Consider the following computational problem: given a regular digraph G = (V,E), two vertices u, v ∈ V , and a walk length t ∈ N, estimate the probability that a random walk of length t from u ends at v to within ±ε. A randomized algorithm can solve this problem by carrying out O(1/ε) random walks of length t from u and outputting the fraction that end at v. In this paper, we study deterministic algorithms for this problem that are also restricted to carrying out walks of length t from u and seeing which ones end at v. Specifically, if G is d-regular, the algorithm is given oracle access to a function f : [d] → {0, 1} where f(x) is 1 if the walk from u specified by the edge labels in x ends at v. We assume that G is consistently labelled, meaning that the edges of label i for each i ∈ [d] form a permutation on V . We show that there exists a deterministic algorithm that makes poly(dt/ε) nonadaptive queries to f , regardless of the number of vertices in the graph G. Crucially, and in contrast to the randomized algorithm, our algorithm does not simply output the average value of its queries.

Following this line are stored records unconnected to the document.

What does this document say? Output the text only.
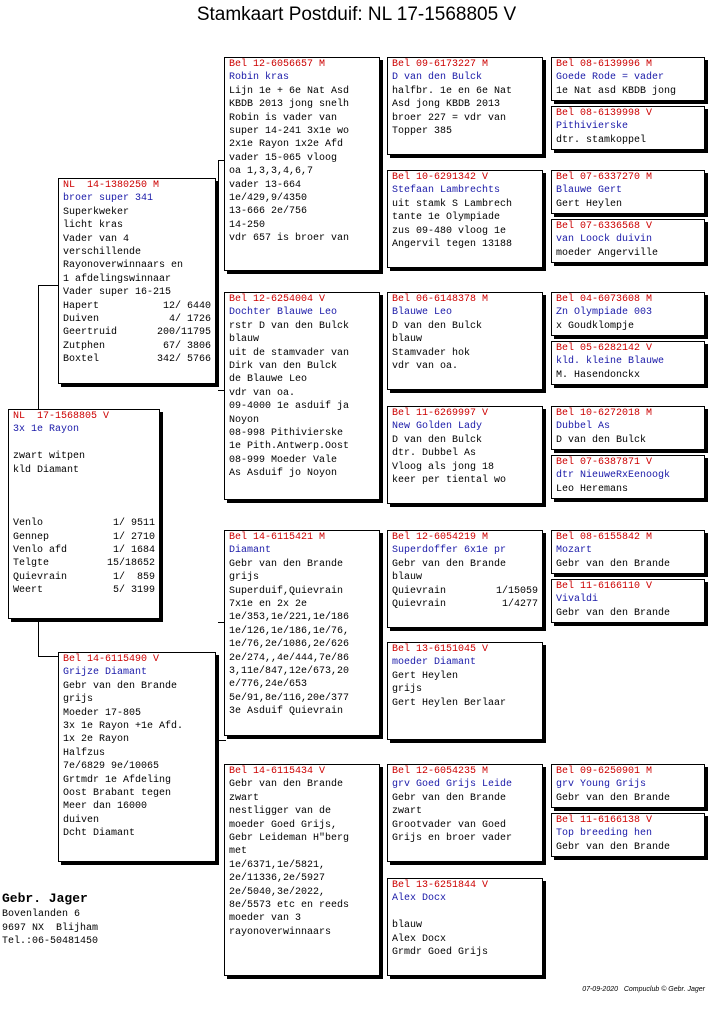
Stamkaart Postduif: NL 17-1568805 V
NL  17-1568805 V
3x 1e Rayon
zwart witpen
kld Diamant
Venlo	1/ 9511
Gennep	1/ 2710
Venlo afd	1/ 1684
Telgte	15/18652
Quievrain	1/  859
Weert	5/ 3199
NL  14-1380250 M
broer super 341
Superkweker
licht kras
Vader van 4
verschillende
Rayonoverwinnaars en
1 afdelingswinnaar
Vader super 16-215
Hapert	12/ 6440
Duiven	4/ 1726
Geertruid	200/11795
Zutphen	67/ 3806
Boxtel	342/ 5766
Bel 14-6115490 V
Grijze Diamant
Gebr van den Brande
grijs
Moeder 17-805
3x 1e Rayon +1e Afd.
1x 2e Rayon
Halfzus
7e/6829 9e/10065
Grtmdr 1e Afdeling
Oost Brabant tegen
Meer dan 16000
duiven
Dcht Diamant
Bel 12-6056657 M
Robin kras
Lijn 1e + 6e Nat Asd
KBDB 2013 jong snelh
Robin is vader van
super 14-241 3x1e wo
2x1e Rayon 1x2e Afd
vader 15-065 vloog
oa 1,3,3,4,6,7
vader 13-664
1e/429,9/4350
13-666 2e/756
14-250
vdr 657 is broer van
Bel 12-6254004 V
Dochter Blauwe Leo
rstr D van den Bulck
blauw
uit de stamvader van
Dirk van den Bulck
de Blauwe Leo
vdr van oa.
09-4000 1e asduif ja
Noyon
08-998 Pithivierske
1e Pith.Antwerp.Oost
08-999 Moeder Vale
As Asduif jo Noyon
Bel 14-6115421 M
Diamant
Gebr van den Brande
grijs
Superduif,Quievrain
7x1e en 2x 2e
1e/353,1e/221,1e/186
1e/126,1e/186,1e/76,
1e/76,2e/1086,2e/626
2e/274,,4e/444,7e/86
3,11e/847,12e/673,20
e/776,24e/653
5e/91,8e/116,20e/377
3e Asduif Quievrain
Bel 14-6115434 V
Gebr van den Brande
zwart
nestligger van de
moeder Goed Grijs,
Gebr Leideman H"berg
met
1e/6371,1e/5821,
2e/11336,2e/5927
2e/5040,3e/2022,
8e/5573 etc en reeds
moeder van 3
rayonoverwinnaars
Bel 09-6173227 M
D van den Bulck
halfbr. 1e en 6e Nat
Asd jong KBDB 2013
broer 227 = vdr van
Topper 385
Bel 10-6291342 V
Stefaan Lambrechts
uit stamk S Lambrech
tante 1e Olympiade
zus 09-480 vloog 1e
Angervil tegen 13188
Bel 06-6148378 M
Blauwe Leo
D van den Bulck
blauw
Stamvader hok
vdr van oa.
Bel 11-6269997 V
New Golden Lady
D van den Bulck
dtr. Dubbel As
Vloog als jong 18
keer per tiental wo
Bel 12-6054219 M
Superdoffer 6x1e pr
Gebr van den Brande
blauw
Quievrain	1/15059
Quievrain	1/4277
Bel 13-6151045 V
moeder Diamant
Gert Heylen
grijs
Gert Heylen Berlaar
Bel 12-6054235 M
grv Goed Grijs Leide
Gebr van den Brande
zwart
Grootvader van Goed
Grijs en broer vader
Bel 13-6251844 V
Alex Docx
blauw
Alex Docx
Grmdr Goed Grijs
Bel 08-6139996 M
Goede Rode = vader
1e Nat asd KBDB jong
Bel 08-6139998 V
Pithivierske
dtr. stamkoppel
Bel 07-6337270 M
Blauwe Gert
Gert Heylen
Bel 07-6336568 V
van Loock duivin
moeder Angerville
Bel 04-6073608 M
Zn Olympiade 003
x Goudklompje
Bel 05-6282142 V
kld. kleine Blauwe
M. Hasendonckx
Bel 10-6272018 M
Dubbel As
D van den Bulck
Bel 07-6387871 V
dtr NieuweRxEenoogk
Leo Heremans
Bel 08-6155842 M
Mozart
Gebr van den Brande
Bel 11-6166110 V
Vivaldi
Gebr van den Brande
Bel 09-6250901 M
grv Young Grijs
Gebr van den Brande
Bel 11-6166138 V
Top breeding hen
Gebr van den Brande
Gebr. Jager
Bovenlanden 6
9697 NX  Blijham
Tel.:06-50481450
07-09-2020 Compuclub © Gebr. Jager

Indeed, Hoza, Pyne, and Vadhan (ITCS 2021) showed that any deterministic algorithm of the latter form that works for graphs of unbounded size must have query complexity at least exp(Ω̃(log(t) log(1/ε))). In the language of pseudorandomness, our result is a separation between the query complexity of “deterministic samplers” and “deterministic averaging samplers” for the class of “permutation branching programs of unbounded width”. Our separation is stronger than the prior separation of Pyne and Vadhan (CCC 2021), and has a much simpler proof (not using spectral graph theory or the Impagliazzo–Nisan–Wigderson pseudorandom generator). On the other hand, the algorithm of Pyne and Vadhan is explicit and computable in small space, whereas ours is not explicit (unless we assume the existence of an optimal explicit pseudorandom generator for permutation branching programs of bounded width).